A este decreto seguiu-se, a 29 de março de 1911, o de nº 8.633, baixado pelo então Presidente Hermes da Fonseca, empregando os mesmos termos do anterior, com alteração no valor da nova emissão de apólices - 30 milhões de contos de réis - e acrescentando as expressões "Timbó a Propriá".

Passaram-se os anos e o Governo jamais comunicou aos possuidores de títulos o término das obras, ou lhes pagou os juros devidos, ou iniciou a amortização de meio por cento ao ano. Não cumprira, portanto, nenhum dos seus compromissos junto aos milhares de brasileiros que confiaram na palavra oficial.

A 28 de fevereiro de 1967 - portanto, já no período revolucionário -, sob a pressão dos interessados, o Presidente Castello Branco e o seu Ministro Octávio Gouvêa de Bulhões assinaram o Decreto-lei nº 263, convocando todos os possuidores dos bônus acima referidos para resgate de juros e principal, estabelecendo para esse fim um prazo de seis meses, sob pena de prescrição. O Banco Central, incumbido dessa tarefa, somente dezessete meses após a edição do referido decreto, publicou o edital no Diário Oficial da União, cumprindo orientação ditada pelo diploma legal.

Tempos depois, em 30 de dezembro de 1968, o Presidente Costa e Silva e seu Ministro Delfim Netto, através do Decreto-lei nº 396, reabriram o prazo de apresentação dos referidos títulos, mantendo, todavia, a condição prescricional, agora ao final de doze meses. Nos instantes desses decretos de 1967/1968 estavam vencidos os juros de todo o período e cerca de um quarto do principal, pois já haviam decorridos mais de 50 anos.

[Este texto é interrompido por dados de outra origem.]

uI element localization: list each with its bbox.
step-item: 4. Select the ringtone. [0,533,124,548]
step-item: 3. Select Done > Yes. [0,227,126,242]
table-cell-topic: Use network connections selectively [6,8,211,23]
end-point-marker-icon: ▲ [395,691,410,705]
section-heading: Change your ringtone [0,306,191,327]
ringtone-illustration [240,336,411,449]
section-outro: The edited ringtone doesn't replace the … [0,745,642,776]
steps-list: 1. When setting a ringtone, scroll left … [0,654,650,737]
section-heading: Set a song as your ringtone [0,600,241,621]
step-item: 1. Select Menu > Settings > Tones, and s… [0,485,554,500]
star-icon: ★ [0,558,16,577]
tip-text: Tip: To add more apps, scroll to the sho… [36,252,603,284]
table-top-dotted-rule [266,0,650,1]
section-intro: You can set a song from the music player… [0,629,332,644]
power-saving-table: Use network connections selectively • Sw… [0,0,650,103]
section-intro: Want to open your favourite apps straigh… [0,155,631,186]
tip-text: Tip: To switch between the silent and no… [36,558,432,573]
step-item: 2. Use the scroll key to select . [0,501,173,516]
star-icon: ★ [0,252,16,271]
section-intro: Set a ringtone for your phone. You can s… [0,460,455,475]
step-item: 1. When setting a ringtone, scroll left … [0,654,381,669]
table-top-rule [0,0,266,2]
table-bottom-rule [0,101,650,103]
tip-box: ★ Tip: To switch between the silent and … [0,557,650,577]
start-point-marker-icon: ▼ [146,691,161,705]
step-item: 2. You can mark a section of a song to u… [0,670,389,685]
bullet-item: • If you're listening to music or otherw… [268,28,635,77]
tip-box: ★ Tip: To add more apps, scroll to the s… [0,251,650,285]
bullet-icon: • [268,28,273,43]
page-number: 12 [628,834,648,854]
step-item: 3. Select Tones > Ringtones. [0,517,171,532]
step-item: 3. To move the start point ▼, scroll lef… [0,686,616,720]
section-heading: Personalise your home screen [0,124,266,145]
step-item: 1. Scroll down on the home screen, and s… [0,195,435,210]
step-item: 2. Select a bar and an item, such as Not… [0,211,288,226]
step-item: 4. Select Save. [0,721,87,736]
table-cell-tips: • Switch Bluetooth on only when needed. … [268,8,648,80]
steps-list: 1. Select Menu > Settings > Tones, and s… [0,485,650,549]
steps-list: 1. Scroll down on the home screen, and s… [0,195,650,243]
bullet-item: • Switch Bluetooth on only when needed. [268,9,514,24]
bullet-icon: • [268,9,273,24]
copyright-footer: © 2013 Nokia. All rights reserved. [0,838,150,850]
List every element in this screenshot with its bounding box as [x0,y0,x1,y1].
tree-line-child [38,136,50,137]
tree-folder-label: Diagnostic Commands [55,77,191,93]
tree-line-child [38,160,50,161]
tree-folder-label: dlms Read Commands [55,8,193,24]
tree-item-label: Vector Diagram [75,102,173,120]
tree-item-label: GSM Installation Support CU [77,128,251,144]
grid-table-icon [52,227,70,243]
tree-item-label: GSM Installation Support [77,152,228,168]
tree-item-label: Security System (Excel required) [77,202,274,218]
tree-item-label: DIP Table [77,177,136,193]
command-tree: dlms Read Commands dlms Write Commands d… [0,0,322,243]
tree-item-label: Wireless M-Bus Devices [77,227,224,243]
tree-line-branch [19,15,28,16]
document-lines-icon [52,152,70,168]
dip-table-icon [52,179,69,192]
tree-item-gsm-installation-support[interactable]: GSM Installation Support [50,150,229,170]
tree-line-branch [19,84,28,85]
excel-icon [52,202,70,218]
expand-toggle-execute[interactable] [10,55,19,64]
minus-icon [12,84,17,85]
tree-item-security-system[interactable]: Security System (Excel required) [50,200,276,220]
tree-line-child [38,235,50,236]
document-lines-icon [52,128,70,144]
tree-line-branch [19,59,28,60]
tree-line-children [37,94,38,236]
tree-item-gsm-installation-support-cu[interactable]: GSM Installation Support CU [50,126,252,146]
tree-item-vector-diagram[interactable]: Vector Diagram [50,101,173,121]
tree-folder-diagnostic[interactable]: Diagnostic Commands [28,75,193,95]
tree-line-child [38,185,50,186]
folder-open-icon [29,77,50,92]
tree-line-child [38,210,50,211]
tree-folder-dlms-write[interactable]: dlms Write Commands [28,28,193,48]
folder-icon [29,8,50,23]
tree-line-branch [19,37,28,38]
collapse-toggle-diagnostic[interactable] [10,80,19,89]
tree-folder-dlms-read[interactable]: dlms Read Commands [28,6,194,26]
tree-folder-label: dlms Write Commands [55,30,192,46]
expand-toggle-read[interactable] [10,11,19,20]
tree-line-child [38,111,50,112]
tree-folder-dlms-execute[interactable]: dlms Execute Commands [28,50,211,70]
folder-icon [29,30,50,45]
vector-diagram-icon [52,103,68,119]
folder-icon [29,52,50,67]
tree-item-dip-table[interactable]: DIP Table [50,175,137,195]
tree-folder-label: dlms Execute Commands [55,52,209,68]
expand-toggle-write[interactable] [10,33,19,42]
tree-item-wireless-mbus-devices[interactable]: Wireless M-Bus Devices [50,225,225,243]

Estes os fatos históricos vinculados a tais títulos da dívida pública.

Começo por dizer, nesta etapa do meu discurso, que pessoalmente não tenho um título sequer desses que ora são discutidos, nem os possuem quaisquer dos membros da minha família e, ao que sei, os amigos mais chegados também não os possuem. Fui procurado em meu gabinete por provectas senhoras, herdeiras familiares desses títulos, que pediram o meu interesse para o ressarcimento do que julgavam do seu direito.

Sensibilizei-me com o pedido, menos pela simpatia que irradiavam tais senhoras do que pela óbvia conclusão de que se tratava de um pleito justo. Na verdade, não se poderia admitir, em nenhum governo respeitável do mundo, o propósito de calote contra seus cidadãos de boa-fé. Se o governo emitiu títulos a que apôs o selo republicano da sua garantia, assim estimulando a sua aquisição, torna-se evidente que tem a obrigação de resgatá-los nos termos do contrato de adesão original.

Há algum tempo, li uma entrevista do Deputado Delfim Netto, na qual afirma ser inadmissível definir-se como podre um título garantido pelo governo. A própria definição já seria uma desmoralização para o poder público.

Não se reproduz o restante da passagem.